When Flickr repositioned post Yahoo acquisition, it felt like it was aiming for more of a Google Photos-type use-case that was very passive and "it just works", which felt very different from how it had been popular before. I think history bears out that this was a poor decision, we don't really have major players now that glue those styles of usage together like Flickr did. I think it just required a higher level of effort in both the software and the users, and once Flickr pushed away the audience that enjoyed that level of effort to try to acquire a more set-and-forget audience it lost the first and failed to appeal much to the second.
I think the old core Flickr userbase often went to 500px, which I don't like as much but is closer to Flickr in the good old days.
I was actually surprised looking at it myself, I've never been a 500px user but have been linked to it before. It seems like they did a pretty big redesign in the last couple of years and... now push NFTs. Swell.
Yes. They also introduced infinite scrolling which meant that you could no longer jump to see the early part (or first photo) of a photostream (your own or anyone else's)

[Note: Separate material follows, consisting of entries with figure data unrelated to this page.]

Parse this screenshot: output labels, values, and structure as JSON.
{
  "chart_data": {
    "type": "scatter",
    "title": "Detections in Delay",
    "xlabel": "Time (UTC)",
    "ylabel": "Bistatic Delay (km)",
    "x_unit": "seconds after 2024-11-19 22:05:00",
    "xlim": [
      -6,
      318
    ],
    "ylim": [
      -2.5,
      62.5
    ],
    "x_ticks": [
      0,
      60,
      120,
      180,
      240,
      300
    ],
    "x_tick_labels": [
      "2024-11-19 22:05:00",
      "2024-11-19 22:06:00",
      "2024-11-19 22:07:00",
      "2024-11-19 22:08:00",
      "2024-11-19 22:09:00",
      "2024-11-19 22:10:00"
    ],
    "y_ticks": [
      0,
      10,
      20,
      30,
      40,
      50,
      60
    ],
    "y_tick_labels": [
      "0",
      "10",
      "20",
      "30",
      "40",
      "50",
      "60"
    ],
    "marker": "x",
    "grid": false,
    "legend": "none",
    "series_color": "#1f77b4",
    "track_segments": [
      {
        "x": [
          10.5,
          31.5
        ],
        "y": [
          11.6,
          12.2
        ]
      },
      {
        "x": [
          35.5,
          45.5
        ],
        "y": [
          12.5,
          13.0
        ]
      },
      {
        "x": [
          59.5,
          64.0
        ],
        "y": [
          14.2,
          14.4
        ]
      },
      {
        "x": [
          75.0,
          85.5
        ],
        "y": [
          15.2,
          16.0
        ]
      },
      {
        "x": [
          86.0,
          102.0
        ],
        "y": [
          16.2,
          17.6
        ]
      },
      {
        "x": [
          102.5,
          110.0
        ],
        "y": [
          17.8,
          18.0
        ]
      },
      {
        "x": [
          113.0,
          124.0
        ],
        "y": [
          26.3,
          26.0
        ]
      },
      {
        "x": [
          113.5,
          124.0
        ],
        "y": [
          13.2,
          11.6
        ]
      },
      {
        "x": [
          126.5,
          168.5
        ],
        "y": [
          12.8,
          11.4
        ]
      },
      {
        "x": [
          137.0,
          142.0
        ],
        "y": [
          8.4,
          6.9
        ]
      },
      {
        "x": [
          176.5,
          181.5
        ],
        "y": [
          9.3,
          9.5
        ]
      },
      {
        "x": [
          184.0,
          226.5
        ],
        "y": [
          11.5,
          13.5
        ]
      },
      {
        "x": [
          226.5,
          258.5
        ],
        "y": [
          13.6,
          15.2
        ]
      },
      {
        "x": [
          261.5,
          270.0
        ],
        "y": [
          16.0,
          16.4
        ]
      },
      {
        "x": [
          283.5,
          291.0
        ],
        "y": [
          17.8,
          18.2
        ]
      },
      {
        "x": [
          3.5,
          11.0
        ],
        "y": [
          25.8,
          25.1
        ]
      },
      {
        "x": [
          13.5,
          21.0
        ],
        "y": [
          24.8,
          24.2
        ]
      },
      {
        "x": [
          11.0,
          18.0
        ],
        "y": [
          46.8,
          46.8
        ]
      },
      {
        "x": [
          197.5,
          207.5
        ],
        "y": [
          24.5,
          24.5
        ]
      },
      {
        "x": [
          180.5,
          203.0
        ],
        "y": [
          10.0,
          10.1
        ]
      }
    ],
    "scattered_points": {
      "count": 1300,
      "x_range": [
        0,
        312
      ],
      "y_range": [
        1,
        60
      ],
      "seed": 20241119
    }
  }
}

That and the attempt to introduce social media aspects: you got notifications that said 'here are some people you might know'. Which I never did. If they said 'here are some photographers whose work you might like' it would have been closer to the original intent.
Lots of annoyances like these drove me away from the site, and I never went back (or renewed my pro membership). Over time, they gradually undid the worst changes, but it was too late by then.
One thing that I did take away, though, was my Flickr username [0], which got repurposed for HN :-)
Truthfully, as a user, I like the patchwork approach, or maybe have gotten used to it due to others sites using a similar design (DeviantArt, 500px). Without text and border I find pictures stand out more. But they could've kept the old one as an option. Also having an option for always active title/description in the new one would've been nice.